The council’s resolution also outlines its objective to secure a lease over as much of the corridor as possible, to ensure it remains in public hands.
It also reiterates Council’s ongoing support for multi-use of the rail corridor between Byron Bay and Mullumbimby.
Tweed Shire Council officially opened the NRRT’s first section, from Murwillumbah to Crabbes Creek, in March and last month reported 70,500 people had used the 24km section in its first three months, smashing predictions when the project was being established.
North East Rail Trail Breakthrough
An extension of Tasmania’s North East Rail Trail also cleared a hurdle recently, with the Tasmanian Civil and Administrative Tribunal dismissing an appeal against the project.
The ruling clears the way for Dorset Council to proceed with the 41km extension from Lilydale Falls to Scottsdale and on to Wyena in the Launceston district.
City of Launceston council voted in February to approve its 14km section, a year after Dorset Council endorsed its own 27km stretch.
At the time, Dorset Mayor Greg Howard predicted an “inevitable” appeal against City of Launceston’s resolution from heritage train supporters. His predication proved correct when train supporters opposed the council decision on two grounds: that the council should have referred the development application to the Board of the Environment Protection Authority, and the crushing of railway ballast to build the trail would unreasonably impact water quality in nearby watercourses.
While the tribunal dismissed both grounds, it ordered Launceston Council to amend its development approval permit to reflect evidence and conditions discussed at the hearing, including protecting watercourses from contamination.
The full trail extension project can now proceed unless the train supporters take their case against Launceston Council to the Supreme Court.
However, the NE Rail Trail extension has encountered another setback, with Dorset Council’s panel of elected councillors suspended in July while an inquiry is conducted into suspected statutory non-compliance by the council.
The Tasmanian Government announced a Board of Inquiry would be established to investigate allegations at Dorset Council of widespread statutory non-compliance and failings of good governance.
The inquiry is expected to take around seven months and a commissioner, Andrew Wardlaw, was appointed to assume the role of the panel of councillors during its suspension.

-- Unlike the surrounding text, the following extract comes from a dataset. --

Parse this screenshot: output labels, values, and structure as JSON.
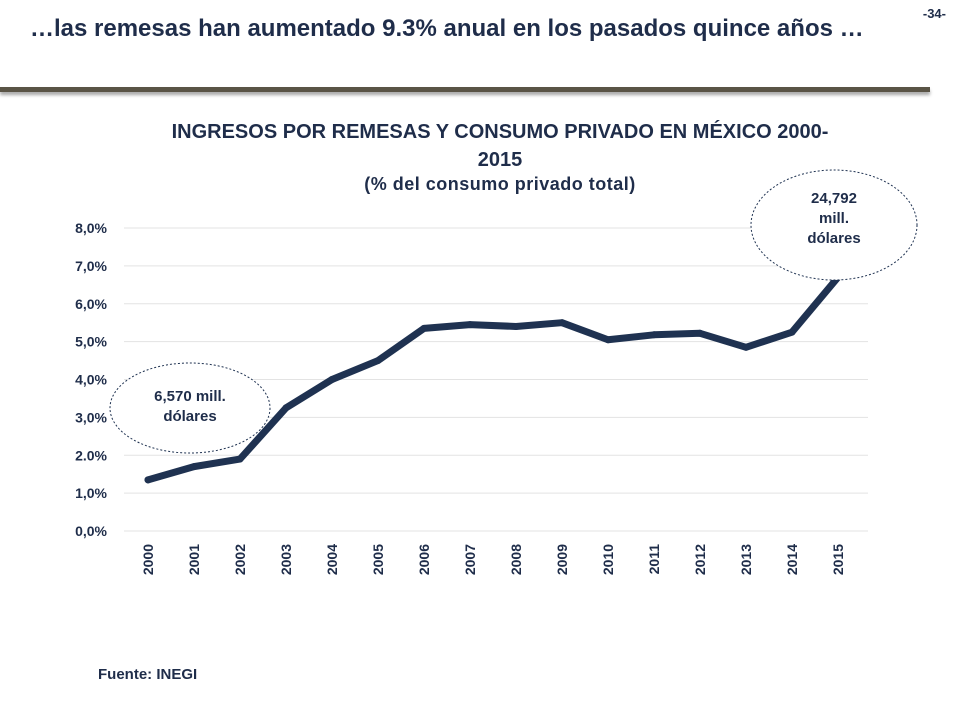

The commissioner is calling for a review of the rail trail project and he expects that will take a number of weeks, before the project comes back to a future Dorset council meeting in late 2023 or early 2024 for any further decisions.
“It’s some years since they costed this project. We will do a review of the project to understand what the risks are, including the financial risk. What are the environmental conditions and can we still meet them,” he said.
“Is it still fully funded? That will be the first question.”
The council received an extension in September 2020 to a $1.47 million funding grant from the Federal Government to build the trail.
Councillor Howard has previously said the Launceston council area section was essential for the extension to proceed, building on the original 26km trail built a decade ago from Billycock Hill to Scottsdale.